Der Sohn pfeift auf die Familien-Skizeit
Anfangs führt die Signature-Abfahrt des Skigebiets Sillian/Hochpustertal als Band flach auf dem Kamm. Der Papi schaut Rakete Rosemarie nach und freut sich über die gemeinsame Skizeit. Die ergibt sich nur, weil der zehnjährige Bruder nach dem zweiten Abend im Spielzimmer des Hotels klargestellt hat, dass er ab jetzt mit seinem neuen Freund Skifahren will.
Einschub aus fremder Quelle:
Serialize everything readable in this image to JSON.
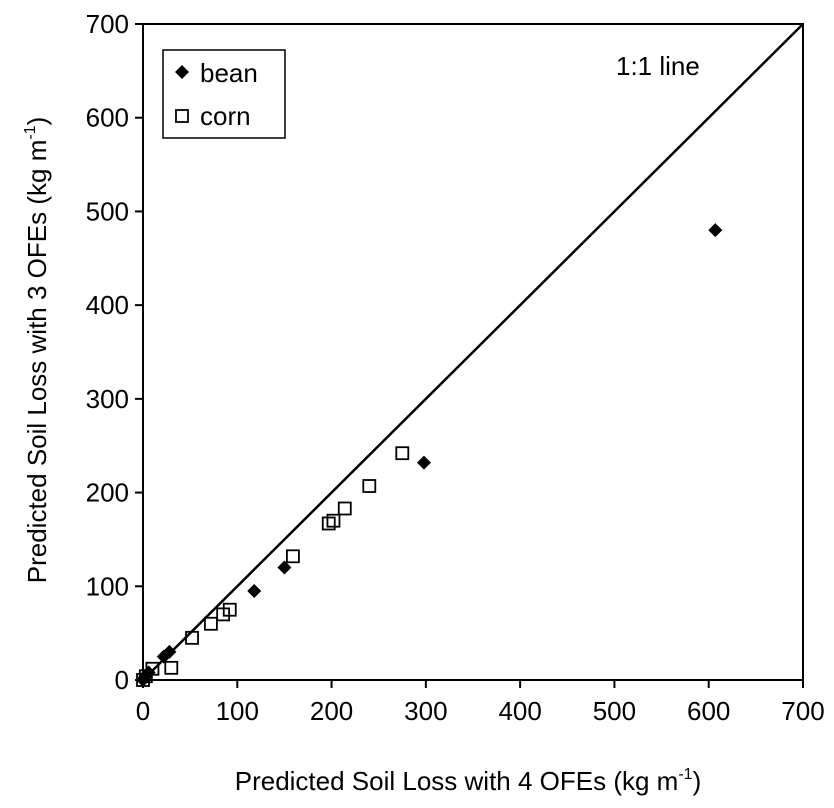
{
  "chart_data": {
    "type": "scatter",
    "xlabel": "Predicted Soil Loss with 4 OFEs (kg m",
    "xlabel_sup": "-1",
    "xlabel_tail": ")",
    "ylabel": "Predicted Soil Loss with 3 OFEs (kg m",
    "ylabel_sup": "-1",
    "ylabel_tail": ")",
    "xlim": [
      0,
      700
    ],
    "ylim": [
      0,
      700
    ],
    "xticks": [
      "0",
      "100",
      "200",
      "300",
      "400",
      "500",
      "600",
      "700"
    ],
    "yticks": [
      "0",
      "100",
      "200",
      "300",
      "400",
      "500",
      "600",
      "700"
    ],
    "grid": false,
    "legend_position": "top-left",
    "reference_line": {
      "label": "1:1 line",
      "from": [
        0,
        0
      ],
      "to": [
        700,
        700
      ]
    },
    "series": [
      {
        "name": "bean",
        "marker": "filled-diamond",
        "color": "#000000",
        "points": [
          [
            0,
            0
          ],
          [
            2,
            3
          ],
          [
            4,
            6
          ],
          [
            6,
            8
          ],
          [
            22,
            25
          ],
          [
            28,
            30
          ],
          [
            118,
            95
          ],
          [
            150,
            120
          ],
          [
            298,
            232
          ],
          [
            607,
            480
          ]
        ]
      },
      {
        "name": "corn",
        "marker": "open-square",
        "color": "#000000",
        "points": [
          [
            0,
            0
          ],
          [
            3,
            4
          ],
          [
            10,
            12
          ],
          [
            30,
            13
          ],
          [
            52,
            45
          ],
          [
            72,
            60
          ],
          [
            85,
            70
          ],
          [
            92,
            75
          ],
          [
            197,
            167
          ],
          [
            202,
            170
          ],
          [
            214,
            183
          ],
          [
            159,
            132
          ],
          [
            240,
            207
          ],
          [
            275,
            242
          ]
        ]
      }
    ]
  }
}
Im „Dolomiten Residenz Sporthotel“ wird von kreativem Basteln bis Cocktailmixen für Teenies und von Billard bis Wuzeln genug geboten, dass sich sogar fünfzehnjährige Adams aus Deutschland und zehnjährige Valentins aus Wien miteinander beschäftigen. Ab dann fallen nicht nur die angebotene „Winterwanderung für die ganze Familie“ und der Ausflug ins vier Kilometer entfernte Italien flach, sondern eben auch gemeinsame Skistunden.
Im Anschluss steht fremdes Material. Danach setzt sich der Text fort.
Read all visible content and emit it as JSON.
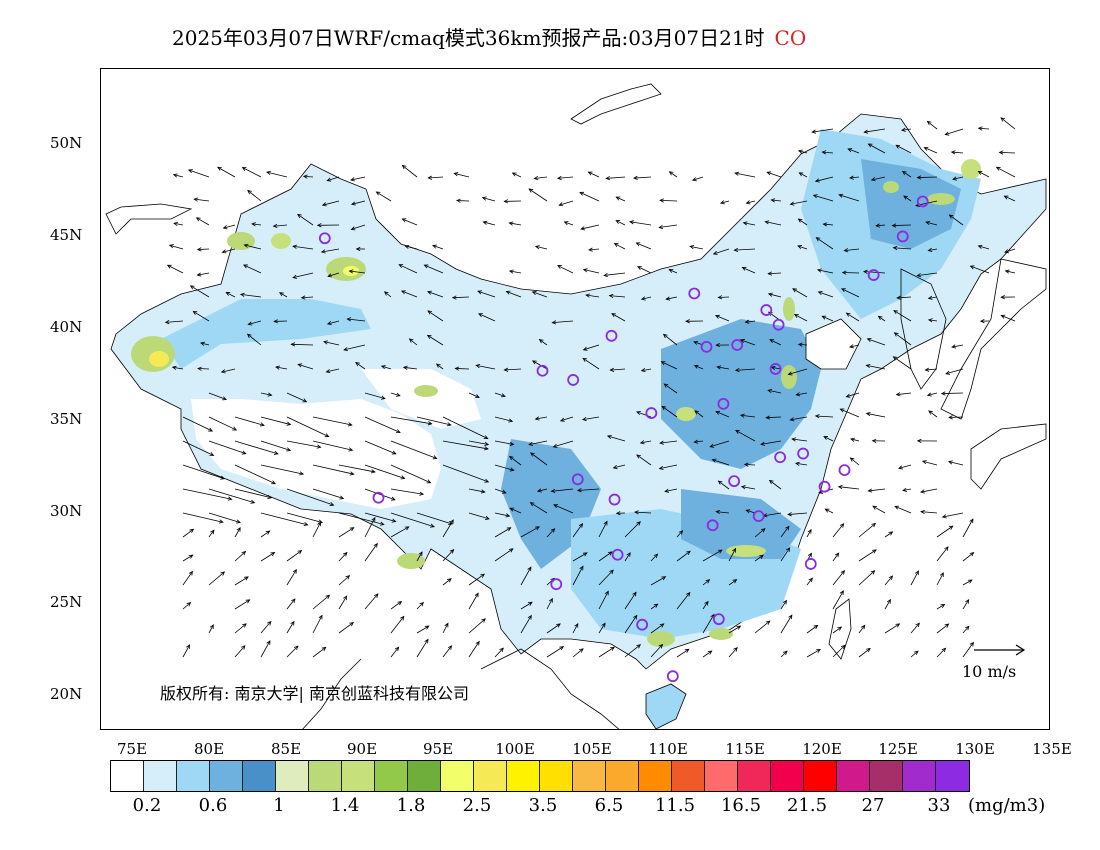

„He, nicht überholen!“, fordert Rosemarie, als der Vater auf dem letzten Teil des Kammflachstücks an ihr vorbeigleitet – er beschleunigt gewichtstechnisch einfach besser. Sie nimmt Rennhaltung ein und fährt mit Karacho in den Steilhang der Abfahrt ein. Bei jedem Bogen kurzer Blick zurück, ob der Papi eh nicht wieder zum Überholen ansetzt. Der hat aber gerade nur Blick für die Berge: Von hier aus hat man unanständig gute Einsicht in die Dolomiten samt Drei Zinnen. Direkt auf der anderen Talseite liegt die Kammgrenze zu Italien. Die Piste taucht in den Wald ein, die Tochter stoppt für den Bruchteil einer Sekunde, wodurch der Vater ihre funkelnden Augen sieht. Ab hier wird sie ihr Wissen über Waldschleichwege gnadenlos gegen den klobigen Erwachsenenkörper ausspielen.
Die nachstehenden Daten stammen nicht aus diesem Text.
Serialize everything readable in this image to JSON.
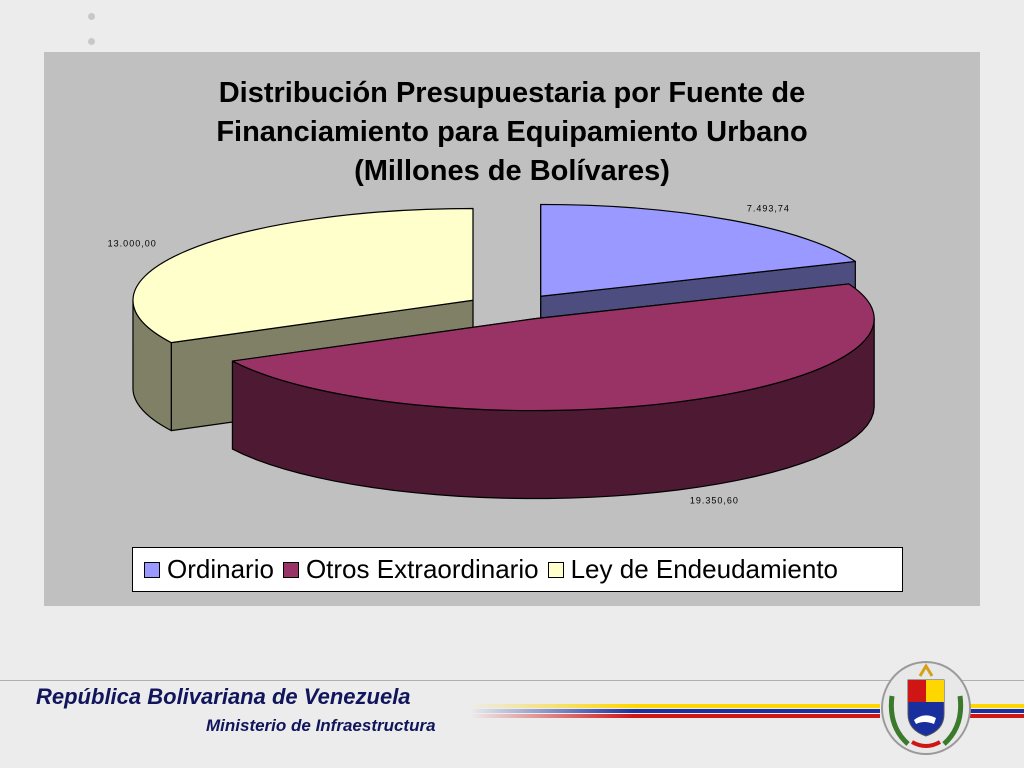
{
  "chart_data": {
    "type": "pie",
    "title_lines": [
      "Distribución Presupuestaria por Fuente de",
      "Financiamiento para Equipamiento Urbano",
      "(Millones de Bolívares)"
    ],
    "categories": [
      "Ordinario",
      "Otros Extraordinario",
      "Ley de Endeudamiento"
    ],
    "values": [
      7493.74,
      19350.6,
      13000.0
    ],
    "value_labels": [
      "7.493,74",
      "19.350,60",
      "13.000,00"
    ],
    "legend_position": "bottom",
    "colors": {
      "Ordinario": "#9999ff",
      "Otros Extraordinario": "#993366",
      "Ley de Endeudamiento": "#ffffcc"
    },
    "colors_side": {
      "Ordinario": "#4d4d80",
      "Otros Extraordinario": "#4d1933",
      "Ley de Endeudamiento": "#808066"
    }
  },
  "colors": {
    "panel_background": "#c0c0c0",
    "page_background": "#ececec",
    "footer_text": "#10155c",
    "flag_yellow": "#ffd700",
    "flag_blue": "#1a2f9e",
    "flag_red": "#d01515"
  },
  "footer": {
    "title": "República Bolivariana de Venezuela",
    "subtitle": "Ministerio de Infraestructura",
    "emblem_icon": "coat-of-arms-icon"
  }
}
Plötzlich schießen ein Zehn- und ein Fünfzehnjähriger vorbei, ein „Hi, Papa!“ mischt sich mit aufstaubendem Schnee. Der kurze Moment war die zweite Vater-Sohn-Begegnung des Skitages. Bei der Hütte traf man sich auch beim Ski-Ab- bzw. -Anschnallen.
Der Osttiroler Geheimtipp
In jenem Alter, wenn sich die Selbstständigkeit und folglich die Freiheitssuche des Kindsvolks rasant entwickeln, braucht man ein Skigebiet, das übersichtlich genug, aber auch schon ein wenig anspruchsvoll ist. In dieses Profil passt Sillian/Hochpustertal perfekt: Die sieben Liftanlagen umfassen zwar ein großes Gebiet (bis ins Villgratental hinein), man kann mit den Kids aber gut abklären, wo man sich wieder trifft. Die Pisten sind meist mittelschwer (rot), einige einfacher (blau) und eine schwieriger (schwarz). Reizvoll sind die Offpist-Hänge neben den Pisten, auf denen auch Kinder einmal ungefährlich das Tiefschneefahren probieren können. Dank der Höhe (die meisten Pisten liegen über 1.800 Meter) ist es schneesicher und wegen der Lage im südlichen Eckerl des Landes ein „Geheimtipp“, wie die Auszeichnung von Skiresort.at besagt: „Testsieger 2024: Weltweit führendes Skigebiet bis 30 km Pisten“.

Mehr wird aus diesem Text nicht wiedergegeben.